Microsoft Power BI is a very popular platform for IT professionals, managers, and analysts to build and consume reports with interactive visuals using a no-code / low-code approach. When working with Power BI you have several different tools available for transforming data throughout various stages of your data pipeline.
This article covers considerations of using dataflows which are part of the Microsoft Power BI platform and discuss when and why we should leverage these dataflows in the first place. The article focuses on the challenges we have faced in transforming data stored in Data Lake Gen2 storage.
Before we dive in, I want to mention that a user must have Power BI Pro or Power BI premium account to utilise these mammoths.
Complex datasets impacting data refresh performance.
Power Query is a fundamental part of Power BI's data transformation capabilities however during development it can be very resource-intensive when performing complex transformations on large transactional tables with millions of records. As datasets evolve during the typical development process, any changes (changing a data type, transforming a column, etc) could trigger a refresh of the dataset. It is here that complex merge operations may take hours to re-apply the transformations and can consume most of the memory of your development machine, bringing productivity to its knees! We can leverage dataflows here and let it perform the heavy lifting before data even hits our dataset. We can simply define these same transformations in dataflows instead of Power Query desktop and set it for scheduled refresh to load data.

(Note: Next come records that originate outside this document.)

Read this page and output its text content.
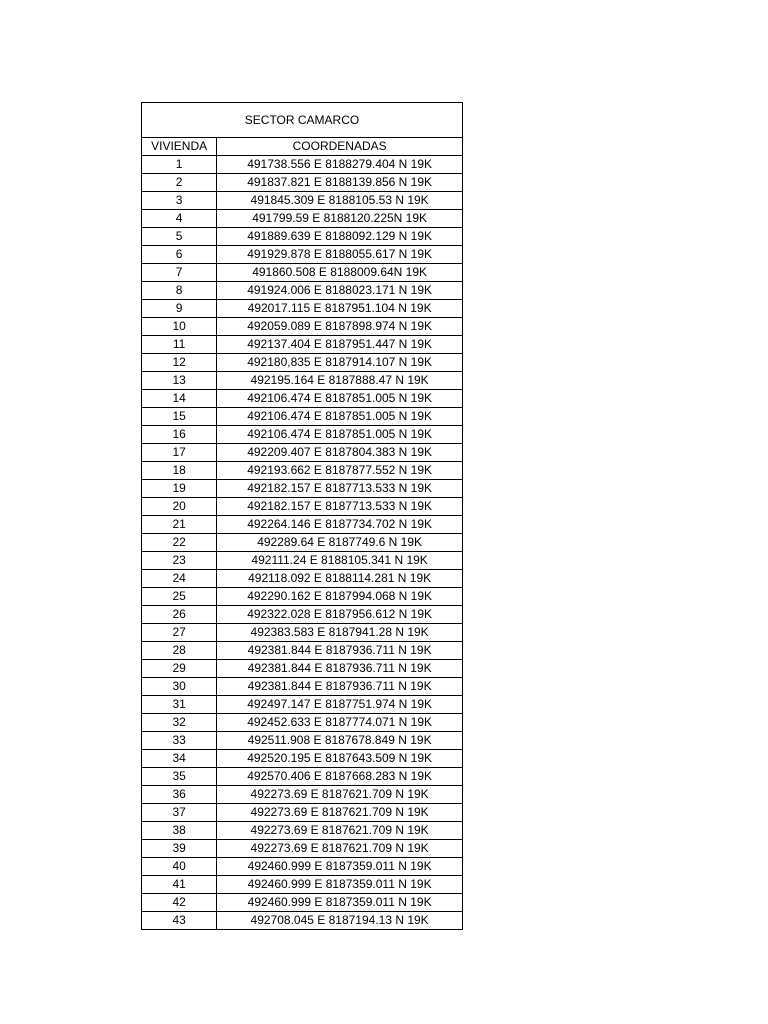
SECTOR CAMARCO	
VIVIENDA	COORDENADAS
1	491738.556 E 8188279.404 N 19K
2	491837.821 E 8188139.856 N 19K
3	491845.309 E 8188105.53 N 19K
4	491799.59 E 8188120.225N 19K
5	491889.639 E 8188092.129 N 19K
6	491929.878 E 8188055.617 N 19K
7	491860.508 E 8188009.64N 19K
8	491924.006 E 8188023.171 N 19K
9	492017.115 E 8187951.104 N 19K
10	492059.089 E 8187898.974 N 19K
11	492137.404 E 8187951.447 N 19K
12	492180,835 E 8187914.107 N 19K
13	492195.164 E 8187888.47 N 19K
14	492106.474 E 8187851.005 N 19K
15	492106.474 E 8187851.005 N 19K
16	492106.474 E 8187851.005 N 19K
17	492209.407 E 8187804.383 N 19K
18	492193.662 E 8187877.552 N 19K
19	492182.157 E 8187713.533 N 19K
20	492182.157 E 8187713.533 N 19K
21	492264.146 E 8187734.702 N 19K
22	492289.64 E 8187749.6 N 19K
23	492111.24 E 8188105.341 N 19K
24	492118.092 E 8188114.281 N 19K
25	492290.162 E 8187994.068 N 19K
26	492322.028 E 8187956.612 N 19K
27	492383.583 E 8187941.28 N 19K
28	492381.844 E 8187936.711 N 19K
29	492381.844 E 8187936.711 N 19K
30	492381.844 E 8187936.711 N 19K
31	492497.147 E 8187751.974 N 19K
32	492452.633 E 8187774.071 N 19K
33	492511.908 E 8187678.849 N 19K
34	492520.195 E 8187643.509 N 19K
35	492570.406 E 8187668.283 N 19K
36	492273.69 E 8187621.709 N 19K
37	492273.69 E 8187621.709 N 19K
38	492273.69 E 8187621.709 N 19K
39	492273.69 E 8187621.709 N 19K
40	492460.999 E 8187359.011 N 19K
41	492460.999 E 8187359.011 N 19K
42	492460.999 E 8187359.011 N 19K
43	492708.045 E 8187194.13 N 19K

Power BI Dataflows became generally available in PowerBI.com in mid-2019. The purpose of Dataflows is to provide self-service big data preparation in the report development process. Those who are familiar with Power Query in Excel or Power BI Desktop would find that UI is very similar to Power Query editor. So, is it just the cloud version of Power Query? Well, No; It is a much more powerful and useful tool. However, dataflows and Power Query editor share a similar user interface, dataflows are completely different in terms of features they provide. Let's dive in to find out what we can get from them!
What's the difference?
Dataflows serve the purpose of Big Data preparation and can be both created and processed in the Power BI service without any impact on performance on your development machine. It also supports a time-based incremental refresh which tracks the changes in data sources and only bring changes instead of refreshing whole data.

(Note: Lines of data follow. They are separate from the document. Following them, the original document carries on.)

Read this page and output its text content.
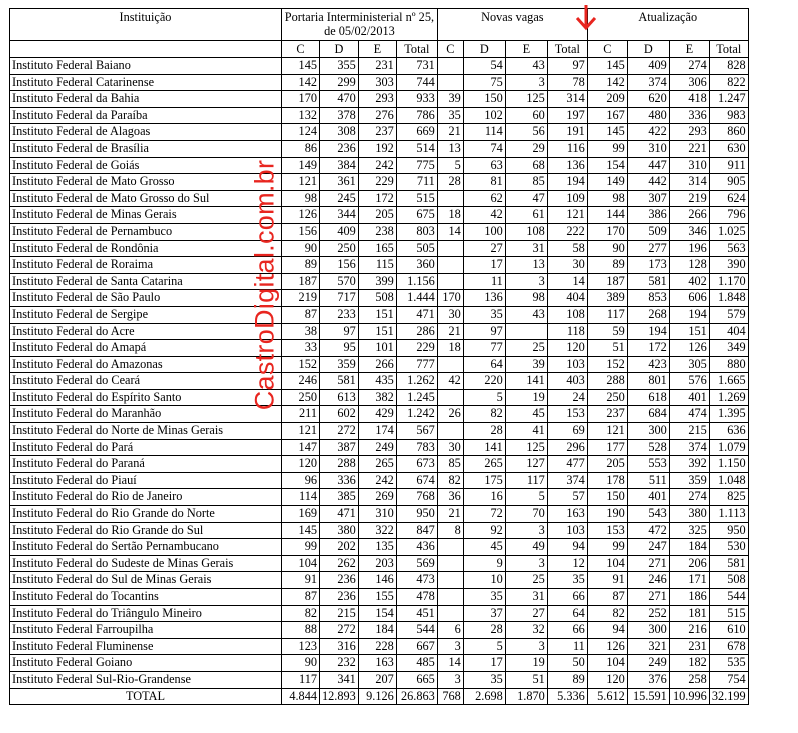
Instituição	Portaria Interministerial nº 25, de 05/02/2013				Novas vagas				Atualização			
	C	D	E	Total	C	D	E	Total	C	D	E	Total
Instituto Federal Baiano	145	355	231	731		54	43	97	145	409	274	828
Instituto Federal Catarinense	142	299	303	744		75	3	78	142	374	306	822
Instituto Federal da Bahia	170	470	293	933	39	150	125	314	209	620	418	1.247
Instituto Federal da Paraíba	132	378	276	786	35	102	60	197	167	480	336	983
Instituto Federal de Alagoas	124	308	237	669	21	114	56	191	145	422	293	860
Instituto Federal de Brasília	86	236	192	514	13	74	29	116	99	310	221	630
Instituto Federal de Goiás	149	384	242	775	5	63	68	136	154	447	310	911
Instituto Federal de Mato Grosso	121	361	229	711	28	81	85	194	149	442	314	905
Instituto Federal de Mato Grosso do Sul	98	245	172	515		62	47	109	98	307	219	624
Instituto Federal de Minas Gerais	126	344	205	675	18	42	61	121	144	386	266	796
Instituto Federal de Pernambuco	156	409	238	803	14	100	108	222	170	509	346	1.025
Instituto Federal de Rondônia	90	250	165	505		27	31	58	90	277	196	563
Instituto Federal de Roraima	89	156	115	360		17	13	30	89	173	128	390
Instituto Federal de Santa Catarina	187	570	399	1.156		11	3	14	187	581	402	1.170
Instituto Federal de São Paulo	219	717	508	1.444	170	136	98	404	389	853	606	1.848
Instituto Federal de Sergipe	87	233	151	471	30	35	43	108	117	268	194	579
Instituto Federal do Acre	38	97	151	286	21	97		118	59	194	151	404
Instituto Federal do Amapá	33	95	101	229	18	77	25	120	51	172	126	349
Instituto Federal do Amazonas	152	359	266	777		64	39	103	152	423	305	880
Instituto Federal do Ceará	246	581	435	1.262	42	220	141	403	288	801	576	1.665
Instituto Federal do Espírito Santo	250	613	382	1.245		5	19	24	250	618	401	1.269
Instituto Federal do Maranhão	211	602	429	1.242	26	82	45	153	237	684	474	1.395
Instituto Federal do Norte de Minas Gerais	121	272	174	567		28	41	69	121	300	215	636
Instituto Federal do Pará	147	387	249	783	30	141	125	296	177	528	374	1.079
Instituto Federal do Paraná	120	288	265	673	85	265	127	477	205	553	392	1.150
Instituto Federal do Piauí	96	336	242	674	82	175	117	374	178	511	359	1.048
Instituto Federal do Rio de Janeiro	114	385	269	768	36	16	5	57	150	401	274	825
Instituto Federal do Rio Grande do Norte	169	471	310	950	21	72	70	163	190	543	380	1.113
Instituto Federal do Rio Grande do Sul	145	380	322	847	8	92	3	103	153	472	325	950
Instituto Federal do Sertão Pernambucano	99	202	135	436		45	49	94	99	247	184	530
Instituto Federal do Sudeste de Minas Gerais	104	262	203	569		9	3	12	104	271	206	581
Instituto Federal do Sul de Minas Gerais	91	236	146	473		10	25	35	91	246	171	508
Instituto Federal do Tocantins	87	236	155	478		35	31	66	87	271	186	544
Instituto Federal do Triângulo Mineiro	82	215	154	451		37	27	64	82	252	181	515
Instituto Federal Farroupilha	88	272	184	544	6	28	32	66	94	300	216	610
Instituto Federal Fluminense	123	316	228	667	3	5	3	11	126	321	231	678
Instituto Federal Goiano	90	232	163	485	14	17	19	50	104	249	182	535
Instituto Federal Sul-Rio-Grandense	117	341	207	665	3	35	51	89	120	376	258	754
TOTAL	4.844	12.893	9.126	26.863	768	2.698	1.870	5.336	5.612	15.591	10.996	32.199
CastroDigital.com.br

The dataflows store these transformed data in data lake storage and uses common data model schema. Dataflows provides reusability of transformations done by data engineers. In the organizations where multiple data models are used across different departments, data engineers can define these transformations once in dataflows and then can reuse them in different data models (datasets). Then, each dataset can contain a data model to deliver a set of reports.
Another advantage of using dataflows is: they run in the cloud! It still may take some time to refresh based on the size of the data but we can further optimise the performance of these dataflows by leveraging the power of enhanced compute engines which is a preview feature currently. This enhanced compute engine first stores this data in Azure SQL cache and then applies these transformations in optimised SQL engine. This makes dataflows efficient and scalable enough to lift complex transformations. Enabling enhanced compute engine doesn't change the way user define transformations, it would be still the power query interface. Power query intelligently folds the query to compute engine to let it do heavy transformations.
Is it worth the effort?
We can model our data in a dataset so why go through the trouble of adding an additional layer by utilising dataflows? It is because dataflows provide reusability of these transformations along with efficient computing.
In a nutshell, dataflows provides a central storage of transformed data across organisations which can be leveraged by many departments. It is a recommended to use when data lake is the source of the data. An incremental scheduled refresh would be beneficial to keep them with up-to-date data. Defining transformations in data flow is easy using Power Query online that is available in Power BI service which can be accessible using browser on any device.